Much like the Beatles, I used to like Shakespeare because I thought I was supposed to, but as I grew older, I realized that we had a lot in common. I discovered that there was more to Shakespeare than his fame. For instance, he was a man of the people, who wrote for the drunk guys standing on rushes in the pit as well as the royalty. He once bought a pig (according to a professor, this was one of the few records of his everyday life). He may have actually been an Earl. He seems cool with cross dressing. And, most importantly, the man loved a good syphilis joke. I mean, how is that not sexy?
Also, I could call him Big Willy, which I admit I did for many years.
I imagine the proposal would have gone something like this (remember, English was pronounced differently in his time):
Shakespeare: I know no ways to mince it in love, but directly to say 'I love you:' then if you urge me farther than to say 'do you in faith?' I wear out my suit. Give me your answer; i' faith, do: and so clap hands and a bargain: how say you, lady?

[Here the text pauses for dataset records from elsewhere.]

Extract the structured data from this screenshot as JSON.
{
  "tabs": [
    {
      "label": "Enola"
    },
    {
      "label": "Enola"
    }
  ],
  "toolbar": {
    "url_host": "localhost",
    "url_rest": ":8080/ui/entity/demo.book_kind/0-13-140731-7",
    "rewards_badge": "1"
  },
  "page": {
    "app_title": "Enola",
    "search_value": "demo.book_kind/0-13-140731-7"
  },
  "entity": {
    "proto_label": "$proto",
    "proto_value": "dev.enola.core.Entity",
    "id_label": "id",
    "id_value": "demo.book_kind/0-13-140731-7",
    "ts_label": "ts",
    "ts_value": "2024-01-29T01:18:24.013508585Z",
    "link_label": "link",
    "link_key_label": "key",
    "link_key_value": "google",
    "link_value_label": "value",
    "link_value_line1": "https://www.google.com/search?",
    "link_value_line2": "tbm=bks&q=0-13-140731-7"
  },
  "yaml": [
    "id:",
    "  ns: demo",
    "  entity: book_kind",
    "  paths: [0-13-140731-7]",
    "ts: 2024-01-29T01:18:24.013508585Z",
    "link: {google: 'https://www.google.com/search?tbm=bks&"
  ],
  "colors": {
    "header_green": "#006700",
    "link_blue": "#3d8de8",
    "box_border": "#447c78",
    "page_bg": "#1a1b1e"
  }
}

Me: Sorry, I can't understand you.
Shakespeare: My bounty is as boundless as the sea, my love as deep; the more I give to thee, the more I have, for both are infinite.
Me: ... Are you from Ireland?
Shakespeare: Upon thy cheek I lay this zealous kiss, as seal to the indenture of my love.
Me: Ohhhh, now I get it. Yeah, that's cool by me.
Shakespeare: Have I caught thee, my heavenly jewel? Why, now let me die, for I have lived long enough. [dies]
Me: What? Aw, crud.
The Final Score
Shakespeare: Dead, gay (?), married, and fictional (?). 2-4 points, depending on what you believe about his identity.
Note: I admit that my love of Shakespeare has also been influenced by Ten Things I Hate About You. If only I'd taken the Bard of Avon to Prom.
Note: I admit that my love of Shakespeare has also been influenced by Ten Things I Hate About You. If only I'd taken the Bard of Avon to Prom.